Dalgın bakışlarımla ona bakarken bir yandan da önceki geceyi hatırlamaya çalışıyordum. Çok fazla içtiğimin ve sarhoş olduğumun farkındaydım. Damarlarımda hala alkol olduğu için olsa gerek, henüz olayı tam kavrayamamıştım ama derinlerde bir yerlerde Alex'in evinde sarhoş olduğum için kendime kızıyor ve deli gibi endişeleniyordum.
Bakışlarım koyu lacivert çarşaflara kayarken "Dün gecenin çoğunu hatırlamıyorum," diye mırıldandım.
"Koca bir şişe şarabın çoğunu tek başına içtiğin içindir," dedi. Sesi beynimin içini sarsarken yüzümü buruşturdum.
"Ne oldu?" diye sordum.
Alex askıdan çektiği gri renkli tişörtünü omzuna atıp bana döndü. "Seni yatağa atmadım, Freja. Ne sanıyorsun, zavallının teki olduğumu falan mı? Ayıkken benimle yatmak isteyen onlarca kadın varken erkek kardeşimin sarhoş kız arkadaşıyla yatacak değilim."
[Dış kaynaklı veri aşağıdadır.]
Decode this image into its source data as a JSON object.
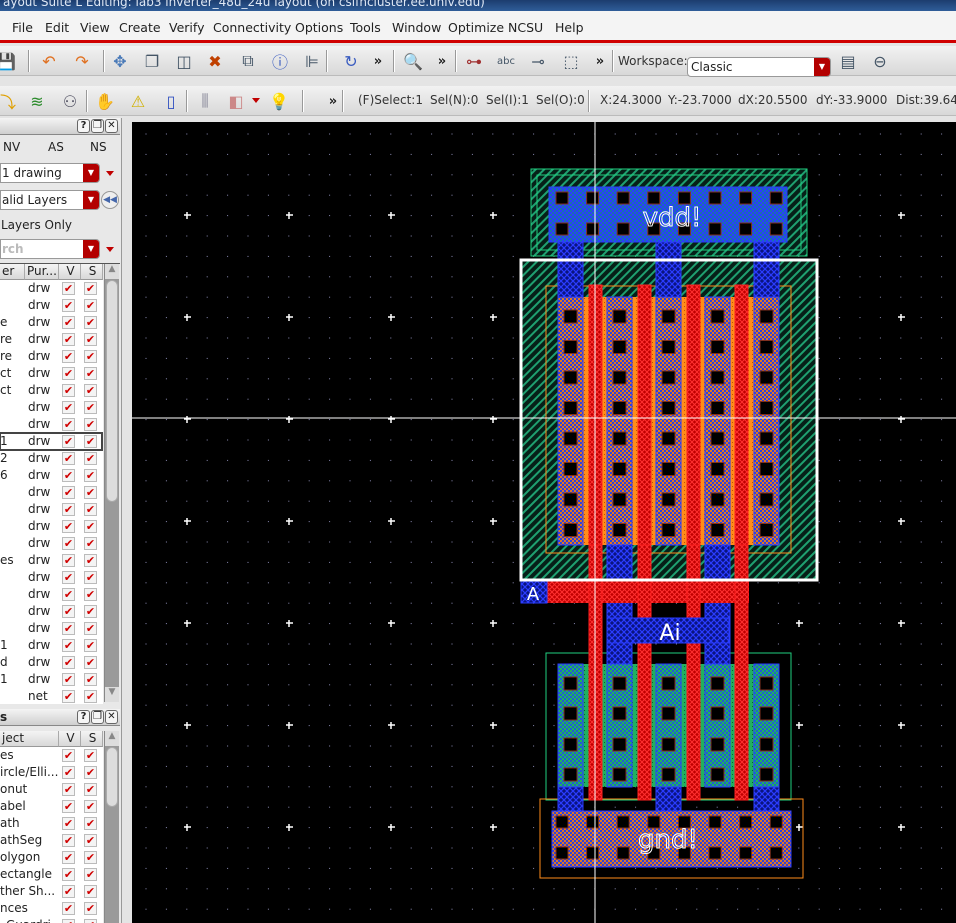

Bir şekilde aramızda herhangi bir şey geçmediğini biliyordum ve sormaya çalıştığım bu değildi. Bu yüzden Alex oldukça açık bir şekilde kendini ifade ettiğinde kaşlarımı kaldırdım. "Bunu ima etmemiştim," dedim. "Ama netleştirdiğimiz iyi oldu."
Alex hafifçe gülümsedi ve arkasına dönüp dolabının kapağını kapattı. "Benimle zıtlaşıp durdun, sonra da koltukta sızdın. Yatağımı senin için feda ettim ve bütün geceyi koltukta geçirdim."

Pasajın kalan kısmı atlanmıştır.